最後まで読むのに時間が掛かった。本を読むのは久しぶりであったが、読むことは嫌いではない。"登場人物の思い" "情景" "温度" "流れている音楽" "生活音"を感じながら読んでいたら、いつの間にか目蓋が閉じていた。夢の中でも情景が動いていた。不思議だった。
私には難しい言葉が幾つもあり、何度も「おじさんの話、やっぱりむずかしいね」と心の中で呟いた。感じ方は登場人物に出てくる少年と同じであった。
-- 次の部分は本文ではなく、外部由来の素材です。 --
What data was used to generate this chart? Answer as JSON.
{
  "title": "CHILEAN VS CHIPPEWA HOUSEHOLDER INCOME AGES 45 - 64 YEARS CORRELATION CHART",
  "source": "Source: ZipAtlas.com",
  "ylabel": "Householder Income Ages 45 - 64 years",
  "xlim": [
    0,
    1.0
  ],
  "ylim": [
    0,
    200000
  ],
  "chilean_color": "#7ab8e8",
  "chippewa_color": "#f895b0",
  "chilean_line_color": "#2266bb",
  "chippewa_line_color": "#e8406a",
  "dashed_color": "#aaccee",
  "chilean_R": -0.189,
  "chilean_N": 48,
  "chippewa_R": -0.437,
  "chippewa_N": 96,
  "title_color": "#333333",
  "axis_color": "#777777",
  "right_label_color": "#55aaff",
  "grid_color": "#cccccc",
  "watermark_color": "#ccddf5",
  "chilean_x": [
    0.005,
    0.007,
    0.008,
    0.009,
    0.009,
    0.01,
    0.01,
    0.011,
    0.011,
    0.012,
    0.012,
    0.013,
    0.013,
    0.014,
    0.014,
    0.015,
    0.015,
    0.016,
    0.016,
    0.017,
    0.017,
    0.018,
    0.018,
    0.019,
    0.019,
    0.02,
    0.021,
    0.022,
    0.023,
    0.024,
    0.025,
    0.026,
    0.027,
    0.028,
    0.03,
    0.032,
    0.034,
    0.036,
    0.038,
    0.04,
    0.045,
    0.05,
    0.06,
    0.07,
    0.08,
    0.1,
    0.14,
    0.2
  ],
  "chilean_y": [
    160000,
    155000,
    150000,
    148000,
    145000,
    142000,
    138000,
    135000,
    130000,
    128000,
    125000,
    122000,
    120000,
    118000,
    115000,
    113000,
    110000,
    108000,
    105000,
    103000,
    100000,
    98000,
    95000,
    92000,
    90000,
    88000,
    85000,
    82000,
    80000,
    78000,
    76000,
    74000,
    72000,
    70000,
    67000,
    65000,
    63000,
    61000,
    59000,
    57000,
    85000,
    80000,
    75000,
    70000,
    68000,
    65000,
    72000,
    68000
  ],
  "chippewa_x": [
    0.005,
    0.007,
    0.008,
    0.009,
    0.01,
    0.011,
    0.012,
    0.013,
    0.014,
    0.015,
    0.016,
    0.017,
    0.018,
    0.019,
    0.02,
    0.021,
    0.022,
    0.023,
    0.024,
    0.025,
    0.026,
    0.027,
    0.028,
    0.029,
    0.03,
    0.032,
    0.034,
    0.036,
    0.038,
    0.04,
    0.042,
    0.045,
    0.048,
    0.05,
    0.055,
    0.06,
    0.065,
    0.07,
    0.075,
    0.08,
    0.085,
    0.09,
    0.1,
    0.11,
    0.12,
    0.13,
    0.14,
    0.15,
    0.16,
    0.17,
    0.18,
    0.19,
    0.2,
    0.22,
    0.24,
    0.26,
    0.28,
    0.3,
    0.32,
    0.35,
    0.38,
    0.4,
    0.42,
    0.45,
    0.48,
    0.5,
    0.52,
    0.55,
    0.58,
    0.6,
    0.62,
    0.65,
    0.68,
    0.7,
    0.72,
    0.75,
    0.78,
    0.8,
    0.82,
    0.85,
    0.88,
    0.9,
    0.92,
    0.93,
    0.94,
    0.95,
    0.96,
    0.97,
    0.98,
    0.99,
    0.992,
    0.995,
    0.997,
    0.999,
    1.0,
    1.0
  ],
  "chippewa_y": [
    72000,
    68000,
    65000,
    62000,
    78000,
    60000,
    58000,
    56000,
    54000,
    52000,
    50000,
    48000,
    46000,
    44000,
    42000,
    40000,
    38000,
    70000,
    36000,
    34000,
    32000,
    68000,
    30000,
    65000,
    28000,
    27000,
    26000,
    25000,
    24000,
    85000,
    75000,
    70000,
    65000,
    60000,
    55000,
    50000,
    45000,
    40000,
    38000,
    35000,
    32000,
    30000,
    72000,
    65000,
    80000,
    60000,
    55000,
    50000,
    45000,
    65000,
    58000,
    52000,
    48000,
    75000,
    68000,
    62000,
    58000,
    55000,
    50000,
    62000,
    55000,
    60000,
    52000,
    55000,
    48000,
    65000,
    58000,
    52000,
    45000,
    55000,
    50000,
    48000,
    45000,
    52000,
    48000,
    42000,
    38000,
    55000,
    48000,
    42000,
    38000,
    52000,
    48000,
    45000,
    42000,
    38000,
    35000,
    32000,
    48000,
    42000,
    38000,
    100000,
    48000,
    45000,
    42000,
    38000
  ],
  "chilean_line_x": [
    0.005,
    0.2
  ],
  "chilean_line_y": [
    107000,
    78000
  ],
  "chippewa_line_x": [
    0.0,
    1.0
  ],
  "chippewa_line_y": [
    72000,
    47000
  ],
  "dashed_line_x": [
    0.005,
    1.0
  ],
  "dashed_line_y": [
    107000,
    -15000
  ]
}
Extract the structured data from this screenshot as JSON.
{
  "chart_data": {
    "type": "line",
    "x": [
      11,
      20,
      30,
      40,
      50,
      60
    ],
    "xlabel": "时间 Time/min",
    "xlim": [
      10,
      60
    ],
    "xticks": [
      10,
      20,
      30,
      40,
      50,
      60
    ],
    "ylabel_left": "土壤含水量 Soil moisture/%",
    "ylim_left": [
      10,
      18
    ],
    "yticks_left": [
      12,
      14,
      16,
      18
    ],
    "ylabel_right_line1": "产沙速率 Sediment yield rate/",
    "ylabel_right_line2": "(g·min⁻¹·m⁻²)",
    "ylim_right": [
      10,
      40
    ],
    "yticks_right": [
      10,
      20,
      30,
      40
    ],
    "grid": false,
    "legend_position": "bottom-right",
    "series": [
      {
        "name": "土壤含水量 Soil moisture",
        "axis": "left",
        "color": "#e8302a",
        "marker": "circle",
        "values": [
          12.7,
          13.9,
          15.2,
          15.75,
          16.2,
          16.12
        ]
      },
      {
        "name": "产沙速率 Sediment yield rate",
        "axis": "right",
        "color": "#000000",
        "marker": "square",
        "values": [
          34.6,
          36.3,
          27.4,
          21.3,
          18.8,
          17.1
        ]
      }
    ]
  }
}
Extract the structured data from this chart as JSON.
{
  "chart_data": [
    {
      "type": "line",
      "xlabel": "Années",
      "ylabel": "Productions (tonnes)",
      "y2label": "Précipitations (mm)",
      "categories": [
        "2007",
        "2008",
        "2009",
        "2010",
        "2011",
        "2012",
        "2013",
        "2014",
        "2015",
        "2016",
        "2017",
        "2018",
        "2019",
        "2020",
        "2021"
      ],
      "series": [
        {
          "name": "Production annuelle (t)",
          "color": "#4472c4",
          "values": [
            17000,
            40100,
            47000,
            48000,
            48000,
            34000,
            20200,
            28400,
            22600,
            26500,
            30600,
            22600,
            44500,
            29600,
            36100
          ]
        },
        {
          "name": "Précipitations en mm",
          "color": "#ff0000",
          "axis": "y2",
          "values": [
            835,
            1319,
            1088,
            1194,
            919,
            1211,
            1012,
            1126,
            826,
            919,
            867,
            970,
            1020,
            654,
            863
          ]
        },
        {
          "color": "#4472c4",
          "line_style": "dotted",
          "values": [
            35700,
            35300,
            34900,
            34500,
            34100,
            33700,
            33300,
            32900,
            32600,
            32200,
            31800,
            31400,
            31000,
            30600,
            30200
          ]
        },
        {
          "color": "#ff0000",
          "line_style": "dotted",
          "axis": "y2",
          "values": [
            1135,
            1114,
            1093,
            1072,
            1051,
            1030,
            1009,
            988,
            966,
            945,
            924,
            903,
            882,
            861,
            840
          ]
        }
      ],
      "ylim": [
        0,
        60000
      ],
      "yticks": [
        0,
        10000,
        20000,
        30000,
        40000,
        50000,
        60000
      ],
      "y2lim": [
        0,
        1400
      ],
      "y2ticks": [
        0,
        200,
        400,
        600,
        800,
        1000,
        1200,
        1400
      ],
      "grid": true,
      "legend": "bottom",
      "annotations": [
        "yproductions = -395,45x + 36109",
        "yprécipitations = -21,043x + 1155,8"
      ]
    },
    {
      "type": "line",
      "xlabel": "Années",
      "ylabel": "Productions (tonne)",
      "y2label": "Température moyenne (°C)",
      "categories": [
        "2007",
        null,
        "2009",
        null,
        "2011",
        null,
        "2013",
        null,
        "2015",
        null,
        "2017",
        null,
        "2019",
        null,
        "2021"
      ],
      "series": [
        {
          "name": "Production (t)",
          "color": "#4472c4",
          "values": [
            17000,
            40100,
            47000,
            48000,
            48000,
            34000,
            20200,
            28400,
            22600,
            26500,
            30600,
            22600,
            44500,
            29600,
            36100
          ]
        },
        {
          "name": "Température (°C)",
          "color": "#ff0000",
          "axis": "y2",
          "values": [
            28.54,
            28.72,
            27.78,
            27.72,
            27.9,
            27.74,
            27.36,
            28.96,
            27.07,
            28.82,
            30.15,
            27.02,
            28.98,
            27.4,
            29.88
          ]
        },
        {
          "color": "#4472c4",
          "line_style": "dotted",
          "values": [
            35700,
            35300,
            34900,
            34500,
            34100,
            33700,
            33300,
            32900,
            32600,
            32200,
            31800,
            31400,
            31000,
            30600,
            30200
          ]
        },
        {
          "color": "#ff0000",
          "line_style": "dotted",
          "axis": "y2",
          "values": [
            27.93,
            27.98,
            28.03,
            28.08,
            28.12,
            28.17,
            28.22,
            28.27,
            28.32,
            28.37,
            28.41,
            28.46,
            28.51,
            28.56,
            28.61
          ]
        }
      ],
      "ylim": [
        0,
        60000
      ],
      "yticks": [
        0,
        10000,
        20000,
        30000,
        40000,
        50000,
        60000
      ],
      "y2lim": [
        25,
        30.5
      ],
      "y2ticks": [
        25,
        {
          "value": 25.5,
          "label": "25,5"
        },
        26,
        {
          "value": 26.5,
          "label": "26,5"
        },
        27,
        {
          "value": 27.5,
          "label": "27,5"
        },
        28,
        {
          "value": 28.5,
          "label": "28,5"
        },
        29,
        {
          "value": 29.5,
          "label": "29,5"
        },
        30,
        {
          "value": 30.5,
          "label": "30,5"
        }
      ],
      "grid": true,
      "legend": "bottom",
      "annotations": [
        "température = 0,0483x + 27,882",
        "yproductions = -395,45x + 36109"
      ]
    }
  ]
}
もっと色々な言葉や表現、音楽を知りたいと思った。
"君にはわかるか。俺の言っている価値の話が。なぁ、わかるか"
いつくか、読者に問いかける場面があった。その度に考えた。考えれば考える程、この人はどんな人間なのか知りたくなった。どうして盗作をしているのか…
『盗作』という言葉だけを聞くと少しゾッとする。けれど、普段"物を盗む"ということを意識していないだけで、自分自身も気付かないうちに"物を盗む"ということをしているのかも知れない。そう思うと『盗作』という言葉は身近に感じることができる。善悪は分かっている。だが、途中から善悪が分からなくなるのはこの小説の狡いところ。
この本に隠された秘密。
それを知った時に、この本が愛おしくなった。自分はこの本にどんな思いを詰め込もうか。自分なら何を残すだろうか。はぁ…全部見透かされてる気がしてため息が出る。
音楽アルバムを買って、こんなに楽しませて貰ったのは初めてだった。私の"好き"が詰まっていた。
また時間ができたら読み返したい。